Center for Evolutionary Medicine and Informatics, Biodesign Institute, Arizona State University, Tempe, AZ 85287, USA.
Bioinformatics. 2012 Aug 15;28(16):2093-6. doi: 10.1093/bioinformatics/bts336. Epub 2012 Jun 8.
Site-directed mutagenesis is frequently used by scientists to investigate the functional impact of amino acid mutations in the laboratory. Over 10,000 such laboratory-induced mutations have been reported in the UniProt database along with the outcomes of functional assays. Here, we explore the performance of state-of-the-art computational tools (Condel, PolyPhen-2 and SIFT) in correctly annotating the function-altering potential of 10,913 laboratory-induced mutations from 2372 proteins. We find that computational tools are very successful in diagnosing laboratory-induced mutations that elicit significant functional change in the laboratory (up to 92% accuracy). But, these tools consistently fail in correctly annotating laboratory-induced mutations that show no functional impact in the laboratory assays. Therefore, the overall accuracy of computational tools for laboratory-induced mutations is much lower than that observed for the naturally occurring human variants. We tested and rejected the possibilities that the preponderance of changes to alanine and the presence of multiple base-pair mutations in the laboratory were the reasons for the observed discordance between the performance of computational tools for natural and laboratory mutations. Instead, we discover that the laboratory-induced mutations occur predominately at the highly conserved positions in proteins, where the computational tools have the lowest accuracy of correct prediction for variants that do not impact function (neutral). Therefore, the comparisons of experimental-profiling results with those from computational predictions need to be sensitive to the evolutionary conservation of the positions harboring the amino acid change.

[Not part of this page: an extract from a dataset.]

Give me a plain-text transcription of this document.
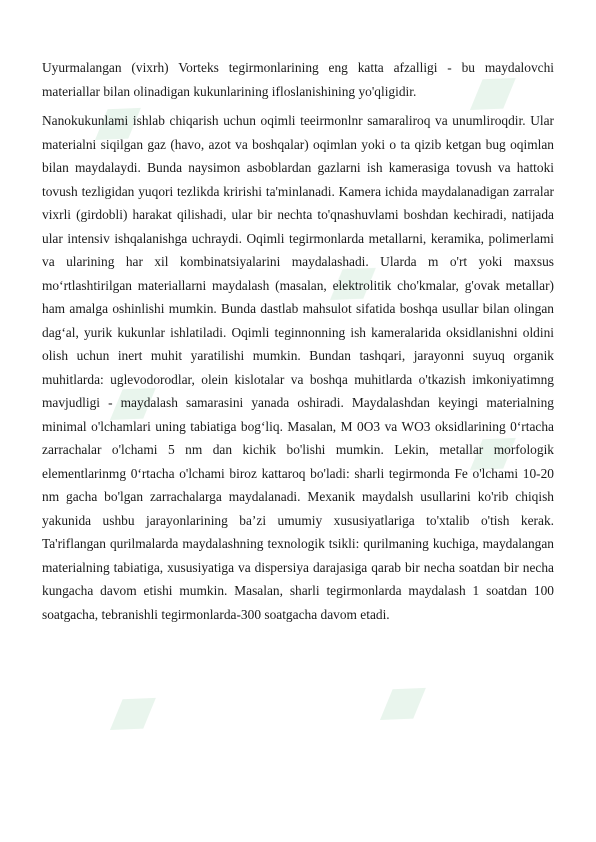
Uyurmalangan (vixrh) Vorteks tegirmonlarining eng katta afzalligi - bu maydalovchi materiallar bilan olinadigan kukunlarining ifloslanishining yo'qligidir.

Nanokukunlami ishlab chiqarish uchun oqimli teeirmonlnr samaraliroq va unumliroqdir. Ular materialni siqilgan gaz (havo, azot va boshqalar) oqimlan yoki o ta qizib ketgan bug oqimlan bilan maydalaydi. Bunda naysimon asboblardan gazlarni ish kamerasiga tovush va hattoki tovush tezligidan yuqori tezlikda kririshi ta'minlanadi. Kamera ichida maydalanadigan zarralar vixrli (girdobli) harakat qilishadi, ular bir nechta to'qnashuvlami boshdan kechiradi, natijada ular intensiv ishqalanishga uchraydi. Oqimli tegirmonlarda metallarni, keramika, polimerlami va ularining har xil kombinatsiyalarini maydalashadi. Ularda m o'rt yoki maxsus mo‘rtlashtirilgan materiallarni maydalash (masalan, elektrolitik cho'kmalar, g'ovak metallar) ham amalga oshinlishi mumkin. Bunda dastlab mahsulot sifatida boshqa usullar bilan olingan dag‘al, yurik kukunlar ishlatiladi. Oqimli teginnonning ish kameralarida oksidlanishni oldini olish uchun inert muhit yaratilishi mumkin. Bundan tashqari, jarayonni suyuq organik muhitlarda: uglevodorodlar, olein kislotalar va boshqa muhitlarda o'tkazish imkoniyatimng mavjudligi - maydalash samarasini yanada oshiradi. Maydalashdan keyingi materialning minimal o'lchamlari uning tabiatiga bog‘liq. Masalan, M 0O3 va WO3 oksidlarining 0‘rtacha zarrachalar o'lchami 5 nm dan kichik bo'lishi mumkin. Lekin, metallar morfologik elementlarinmg 0‘rtacha o'lchami biroz kattaroq bo'ladi: sharli tegirmonda Fe o'lchami 10-20 nm gacha bo'lgan zarrachalarga maydalanadi. Mexanik maydalsh usullarini ko'rib chiqish yakunida ushbu jarayonlarining ba’zi umumiy xususiyatlariga to'xtalib o'tish kerak. Ta'riflangan qurilmalarda maydalashning texnologik tsikli: qurilmaning kuchiga, maydalangan materialning tabiatiga, xususiyatiga va dispersiya darajasiga qarab bir necha soatdan bir necha kungacha davom etishi mumkin. Masalan, sharli tegirmonlarda maydalash 1 soatdan 100 soatgacha, tebranishli tegirmonlarda-300 soatgacha davom etadi.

定点突变经常被科学家用于在实验室中研究氨基酸突变对功能的影响。在 UniProt 数据库中,已经报道了超过 10000 种这样的实验室诱导突变,以及功能测定的结果。在这里,我们探讨了最先进的计算工具(Condel、PolyPhen-2 和 SIFT)在正确注释 2372 种蛋白质中的 10913 种实验室诱导突变的功能改变潜力方面的性能。我们发现,计算工具在诊断实验室中引起显著功能变化的诱导突变方面非常成功(准确率高达 92%)。但是,这些工具在正确注释实验室诱导突变方面始终存在问题,这些突变在实验室测定中没有表现出功能影响。因此,计算工具对实验室诱导突变的整体准确性远低于对自然发生的人类变异的准确性。我们测试并排除了以下可能性:即丙氨酸的大量变化和实验室中存在的多个碱基对突变是导致计算工具对自然和实验室突变性能不一致的原因。相反,我们发现实验室诱导的突变主要发生在蛋白质高度保守的位置,在这些位置上,计算工具对不影响功能的变异(中性)的正确预测准确性最低。因此,实验分析结果与计算预测结果的比较需要对携带氨基酸变化的位置的进化保守性敏感。